DAERAH

Jakpro Jangan Cari Untung Dari Formula E

Pengamat hukum tata negara, Bivitri Susanti. (Tangkapan layar)
Pengamat hukum tata negara, Bivitri Susanti. (Tangkapan layar)


JAKARTA - PT Jakarta Propertindo (Jakpro) diingatkan agar tidak mengambil keuntungan dari penyelenggaraan Formula E.

Menurut pengamat hukum tata negara, Bivitri Susanti, penunjukan Jakpro selaku BUMD DKI Jakarta sebagai penyelenggara Formula E sah-sah saja.

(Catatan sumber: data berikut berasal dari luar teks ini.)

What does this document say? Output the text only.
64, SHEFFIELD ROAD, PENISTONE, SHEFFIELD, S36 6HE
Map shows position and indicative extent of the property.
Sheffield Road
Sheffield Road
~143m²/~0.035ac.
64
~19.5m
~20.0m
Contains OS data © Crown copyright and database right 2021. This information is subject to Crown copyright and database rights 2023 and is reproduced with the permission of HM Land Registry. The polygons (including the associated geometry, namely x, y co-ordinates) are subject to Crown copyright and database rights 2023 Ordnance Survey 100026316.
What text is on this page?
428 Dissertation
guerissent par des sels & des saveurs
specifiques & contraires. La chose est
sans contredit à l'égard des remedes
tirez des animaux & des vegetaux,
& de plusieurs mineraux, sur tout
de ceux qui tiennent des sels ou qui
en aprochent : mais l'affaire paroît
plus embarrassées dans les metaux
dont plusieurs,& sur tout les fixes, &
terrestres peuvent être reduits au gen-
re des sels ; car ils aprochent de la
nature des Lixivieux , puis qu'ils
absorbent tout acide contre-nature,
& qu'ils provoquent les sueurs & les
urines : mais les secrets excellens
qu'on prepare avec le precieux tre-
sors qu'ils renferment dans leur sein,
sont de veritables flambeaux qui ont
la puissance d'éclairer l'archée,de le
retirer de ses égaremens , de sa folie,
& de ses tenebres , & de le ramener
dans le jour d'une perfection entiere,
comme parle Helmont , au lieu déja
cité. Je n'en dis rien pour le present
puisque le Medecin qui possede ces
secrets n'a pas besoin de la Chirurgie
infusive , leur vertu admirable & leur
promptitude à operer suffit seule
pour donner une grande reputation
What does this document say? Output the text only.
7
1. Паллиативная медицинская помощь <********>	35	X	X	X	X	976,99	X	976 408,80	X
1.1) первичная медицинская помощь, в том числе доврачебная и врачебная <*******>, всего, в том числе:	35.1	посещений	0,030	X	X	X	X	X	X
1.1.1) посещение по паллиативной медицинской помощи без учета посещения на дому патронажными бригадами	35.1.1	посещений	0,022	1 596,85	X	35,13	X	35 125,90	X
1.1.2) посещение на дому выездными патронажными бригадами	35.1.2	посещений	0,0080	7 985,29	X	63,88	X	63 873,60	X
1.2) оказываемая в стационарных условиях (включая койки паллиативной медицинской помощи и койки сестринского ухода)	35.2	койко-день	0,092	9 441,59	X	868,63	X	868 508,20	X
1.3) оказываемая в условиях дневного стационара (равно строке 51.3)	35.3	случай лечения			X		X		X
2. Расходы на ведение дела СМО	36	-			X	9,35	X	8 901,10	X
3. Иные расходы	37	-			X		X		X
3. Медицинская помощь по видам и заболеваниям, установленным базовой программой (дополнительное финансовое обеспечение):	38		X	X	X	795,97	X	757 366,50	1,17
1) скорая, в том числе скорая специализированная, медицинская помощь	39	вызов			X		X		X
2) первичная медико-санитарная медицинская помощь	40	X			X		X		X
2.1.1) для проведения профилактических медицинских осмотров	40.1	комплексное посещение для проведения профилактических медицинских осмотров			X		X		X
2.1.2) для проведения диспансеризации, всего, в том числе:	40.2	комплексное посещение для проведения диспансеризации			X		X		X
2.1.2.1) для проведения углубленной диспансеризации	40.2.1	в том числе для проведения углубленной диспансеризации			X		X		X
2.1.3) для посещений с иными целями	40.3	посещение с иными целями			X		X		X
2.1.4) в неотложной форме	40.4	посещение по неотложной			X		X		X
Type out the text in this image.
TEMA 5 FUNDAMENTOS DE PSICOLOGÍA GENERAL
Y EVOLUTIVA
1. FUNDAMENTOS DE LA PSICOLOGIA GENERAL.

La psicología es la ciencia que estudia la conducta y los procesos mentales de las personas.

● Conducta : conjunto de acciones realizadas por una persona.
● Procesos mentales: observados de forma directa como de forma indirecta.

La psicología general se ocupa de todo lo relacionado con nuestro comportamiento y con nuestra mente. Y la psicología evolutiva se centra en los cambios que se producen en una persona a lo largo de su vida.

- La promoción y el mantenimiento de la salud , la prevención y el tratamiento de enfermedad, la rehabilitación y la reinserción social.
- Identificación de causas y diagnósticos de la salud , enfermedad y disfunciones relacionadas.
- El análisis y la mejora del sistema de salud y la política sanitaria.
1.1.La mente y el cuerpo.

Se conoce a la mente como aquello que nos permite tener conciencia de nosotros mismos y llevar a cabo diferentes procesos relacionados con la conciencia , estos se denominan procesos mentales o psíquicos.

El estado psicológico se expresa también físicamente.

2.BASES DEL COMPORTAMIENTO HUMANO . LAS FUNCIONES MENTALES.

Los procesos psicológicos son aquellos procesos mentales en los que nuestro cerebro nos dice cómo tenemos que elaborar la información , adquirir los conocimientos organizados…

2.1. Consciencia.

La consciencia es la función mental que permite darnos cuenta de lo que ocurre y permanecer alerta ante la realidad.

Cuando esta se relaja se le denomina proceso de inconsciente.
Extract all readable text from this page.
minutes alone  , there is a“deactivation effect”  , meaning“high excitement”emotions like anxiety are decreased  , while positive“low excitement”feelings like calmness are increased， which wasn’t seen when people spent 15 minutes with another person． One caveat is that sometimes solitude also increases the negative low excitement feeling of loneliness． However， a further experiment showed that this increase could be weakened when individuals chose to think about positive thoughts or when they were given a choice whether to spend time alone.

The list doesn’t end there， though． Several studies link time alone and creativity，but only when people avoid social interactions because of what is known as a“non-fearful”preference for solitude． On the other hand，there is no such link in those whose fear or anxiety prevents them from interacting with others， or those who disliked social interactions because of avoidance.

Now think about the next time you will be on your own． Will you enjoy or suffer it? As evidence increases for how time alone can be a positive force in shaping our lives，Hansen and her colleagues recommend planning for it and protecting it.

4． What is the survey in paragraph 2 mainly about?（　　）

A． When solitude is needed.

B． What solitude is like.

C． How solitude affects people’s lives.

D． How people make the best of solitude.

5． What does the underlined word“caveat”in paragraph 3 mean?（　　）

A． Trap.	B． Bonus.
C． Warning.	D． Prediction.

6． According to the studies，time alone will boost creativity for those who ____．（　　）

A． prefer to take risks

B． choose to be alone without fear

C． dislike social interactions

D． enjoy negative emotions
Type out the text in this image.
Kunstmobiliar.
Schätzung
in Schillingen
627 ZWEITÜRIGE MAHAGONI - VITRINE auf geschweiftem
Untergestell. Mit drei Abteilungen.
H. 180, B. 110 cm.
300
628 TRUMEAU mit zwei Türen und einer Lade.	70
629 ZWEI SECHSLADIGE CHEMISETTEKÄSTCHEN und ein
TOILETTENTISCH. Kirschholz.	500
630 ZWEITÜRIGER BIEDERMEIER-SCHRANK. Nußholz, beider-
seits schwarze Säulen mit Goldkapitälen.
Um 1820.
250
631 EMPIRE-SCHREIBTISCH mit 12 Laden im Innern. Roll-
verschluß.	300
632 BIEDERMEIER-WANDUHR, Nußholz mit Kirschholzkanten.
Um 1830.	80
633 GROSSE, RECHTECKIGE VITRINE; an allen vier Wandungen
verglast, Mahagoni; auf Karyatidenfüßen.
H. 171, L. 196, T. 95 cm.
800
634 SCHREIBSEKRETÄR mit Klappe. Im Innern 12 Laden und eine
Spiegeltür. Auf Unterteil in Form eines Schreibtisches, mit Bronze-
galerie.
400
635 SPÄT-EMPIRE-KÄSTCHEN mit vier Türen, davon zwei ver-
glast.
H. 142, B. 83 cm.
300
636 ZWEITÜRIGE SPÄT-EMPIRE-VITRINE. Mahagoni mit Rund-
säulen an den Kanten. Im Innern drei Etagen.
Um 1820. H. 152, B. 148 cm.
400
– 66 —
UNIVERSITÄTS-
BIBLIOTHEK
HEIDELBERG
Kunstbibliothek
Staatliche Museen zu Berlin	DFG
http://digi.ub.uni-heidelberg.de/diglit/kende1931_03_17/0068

Namun, yang perlu diperhatikan adalah hajat tersebut harus berdampak terhadap masyarakat luas.

"Secara konseptual sebenarnya BUMN, BUMD, Badan Usaha Milik Desa itu seharusnya bukan untuk mencari profit, tapi tujuannya untuk menyejahterakan rakyat," katanya dalam diskusi virtual bertajuk "Apa Kabar Formula E", Sabtu (14/5/2022). 

Bivitri berpendapat bahwa tidak semua masyarakat dapat menikmati balap mobil listrik itu. Melainkan hanya masyarakat dengan tingkat ekonomi menengah ke atas saja.

"Orientasinya adalah orientasi untuk kelompok menengah ke atas. Saya setuju bahwa ada hal-hal yang sifatnya atau benefit yang kita sifatnya tidak langsung," jelasnya.


Bivitri berharap gelaran Formula E di Jakarta dapat memberikan dampak terhadap peningkatan ekonomi masyarakat. Dia juga mengingatkan kepada Pemprov DKI Jakarta untuk terus memberikan pelayanan terbaik kepada warganya.

"Kita juga harus punya catatan yang positif mengenai pelayanan publik, dan yang kedua kesejahteraan rakyat," pungkasnya.